Electronic – LED + PWM EMC concerns

emcled strippwm

I'm building a light device with LEDs connected in series. One device could hold up to 200 LEDs in a strip of 1.5m.

I'm also supposed to take care about the good choice of a PWM frequency (using a microcontroller) to drive the LEDs (via LED driver) as if it's to low you may have flickering (show up easily with video cameras) but if it's to high I'm afraid of EMC so it cannot be certified for selling. Two questions arises then:

1) Who is the biggest problem here? Should I be concerned with EM wave generation somehow or just EMI via circuit?

2) Who should be the main EMI generator? The LED driver (switching), the LED itself, some other component or all together?

Thanks

Best Answer

1) EMI is caused by switching currents. Look at the edge of your PWM signal, sharp, fast edges cause higher spike in current, and worse EMI issues. The frequency is pretty much irrelevant.

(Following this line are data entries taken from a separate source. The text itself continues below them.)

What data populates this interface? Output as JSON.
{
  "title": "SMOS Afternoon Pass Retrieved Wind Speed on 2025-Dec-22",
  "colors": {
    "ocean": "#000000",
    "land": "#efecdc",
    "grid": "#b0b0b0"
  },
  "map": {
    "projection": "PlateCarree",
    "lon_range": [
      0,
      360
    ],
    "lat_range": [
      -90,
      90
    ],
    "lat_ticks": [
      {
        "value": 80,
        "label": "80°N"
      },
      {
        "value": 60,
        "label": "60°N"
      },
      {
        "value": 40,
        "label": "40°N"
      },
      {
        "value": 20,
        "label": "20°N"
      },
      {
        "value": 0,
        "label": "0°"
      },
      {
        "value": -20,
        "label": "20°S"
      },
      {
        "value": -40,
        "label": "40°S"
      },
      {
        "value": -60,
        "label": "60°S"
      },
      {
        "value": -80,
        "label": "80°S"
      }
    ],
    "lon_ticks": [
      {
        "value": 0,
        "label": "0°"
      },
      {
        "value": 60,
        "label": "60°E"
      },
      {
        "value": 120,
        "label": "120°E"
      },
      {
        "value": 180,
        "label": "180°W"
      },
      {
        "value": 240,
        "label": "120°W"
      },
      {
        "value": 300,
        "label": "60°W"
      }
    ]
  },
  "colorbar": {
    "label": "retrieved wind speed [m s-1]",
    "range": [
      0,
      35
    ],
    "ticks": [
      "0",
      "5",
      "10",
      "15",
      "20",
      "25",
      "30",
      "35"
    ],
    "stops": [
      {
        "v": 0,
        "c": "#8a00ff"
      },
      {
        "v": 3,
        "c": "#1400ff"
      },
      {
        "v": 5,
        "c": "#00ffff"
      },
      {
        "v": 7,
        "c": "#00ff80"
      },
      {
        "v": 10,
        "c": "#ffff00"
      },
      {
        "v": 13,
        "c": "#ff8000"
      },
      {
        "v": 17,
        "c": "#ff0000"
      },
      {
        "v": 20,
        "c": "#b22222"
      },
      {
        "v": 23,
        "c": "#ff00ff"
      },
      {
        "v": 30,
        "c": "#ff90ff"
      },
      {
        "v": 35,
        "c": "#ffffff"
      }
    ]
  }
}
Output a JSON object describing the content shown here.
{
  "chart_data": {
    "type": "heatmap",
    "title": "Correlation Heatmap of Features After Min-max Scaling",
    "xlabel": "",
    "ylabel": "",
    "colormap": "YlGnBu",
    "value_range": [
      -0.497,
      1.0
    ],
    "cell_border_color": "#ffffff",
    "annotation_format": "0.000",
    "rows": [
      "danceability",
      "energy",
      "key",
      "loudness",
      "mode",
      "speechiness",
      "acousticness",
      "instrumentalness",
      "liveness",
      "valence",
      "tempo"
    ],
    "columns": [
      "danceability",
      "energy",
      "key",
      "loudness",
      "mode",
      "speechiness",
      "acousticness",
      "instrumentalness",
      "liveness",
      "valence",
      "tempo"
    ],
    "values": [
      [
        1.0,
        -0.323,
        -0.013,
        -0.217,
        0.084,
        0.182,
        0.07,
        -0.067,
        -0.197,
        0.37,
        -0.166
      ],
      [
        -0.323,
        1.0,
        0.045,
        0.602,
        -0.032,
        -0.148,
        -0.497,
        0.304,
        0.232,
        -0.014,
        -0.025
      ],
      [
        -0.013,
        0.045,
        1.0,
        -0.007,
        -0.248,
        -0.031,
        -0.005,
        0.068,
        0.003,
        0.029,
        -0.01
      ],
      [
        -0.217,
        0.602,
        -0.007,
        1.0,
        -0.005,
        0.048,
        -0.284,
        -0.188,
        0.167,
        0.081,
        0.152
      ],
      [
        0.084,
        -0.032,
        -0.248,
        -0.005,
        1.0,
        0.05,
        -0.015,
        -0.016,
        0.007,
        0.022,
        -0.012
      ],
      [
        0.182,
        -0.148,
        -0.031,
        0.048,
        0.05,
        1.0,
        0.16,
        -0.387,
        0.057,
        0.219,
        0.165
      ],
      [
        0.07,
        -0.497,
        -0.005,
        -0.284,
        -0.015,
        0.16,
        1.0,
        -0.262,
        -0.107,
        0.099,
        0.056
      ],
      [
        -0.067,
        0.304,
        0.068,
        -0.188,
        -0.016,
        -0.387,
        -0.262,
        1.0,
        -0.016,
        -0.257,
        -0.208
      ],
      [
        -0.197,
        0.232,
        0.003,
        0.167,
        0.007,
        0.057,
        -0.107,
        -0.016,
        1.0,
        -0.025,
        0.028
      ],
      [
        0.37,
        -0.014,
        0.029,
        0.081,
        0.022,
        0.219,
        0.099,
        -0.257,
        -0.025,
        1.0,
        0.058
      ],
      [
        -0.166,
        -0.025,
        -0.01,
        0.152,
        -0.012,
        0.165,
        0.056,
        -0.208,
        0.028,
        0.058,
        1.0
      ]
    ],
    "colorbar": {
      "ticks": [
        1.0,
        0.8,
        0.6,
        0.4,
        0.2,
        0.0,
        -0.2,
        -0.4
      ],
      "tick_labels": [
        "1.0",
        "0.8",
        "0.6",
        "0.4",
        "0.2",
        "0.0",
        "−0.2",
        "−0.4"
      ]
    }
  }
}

If each LED is routed well so there is a good current path (low induction for the frequency used), there will be no issues with EMI. If you need to know how to design a good current path, I would need a lot more than this answer to explain it to you.

2) The EMI will be caused by current. Look at the current loop, check the full current path to and from every current source, which includes capacitors, ICs and the LEDs themselves.

I'm pretty sure you're over thinking this EMI issue. At low frequencies (10kHz when looking at distances of <50mm) the current path is pretty predictable, as long as there is reasonable decoupling and good PCB traces, you shouldn't have an issue.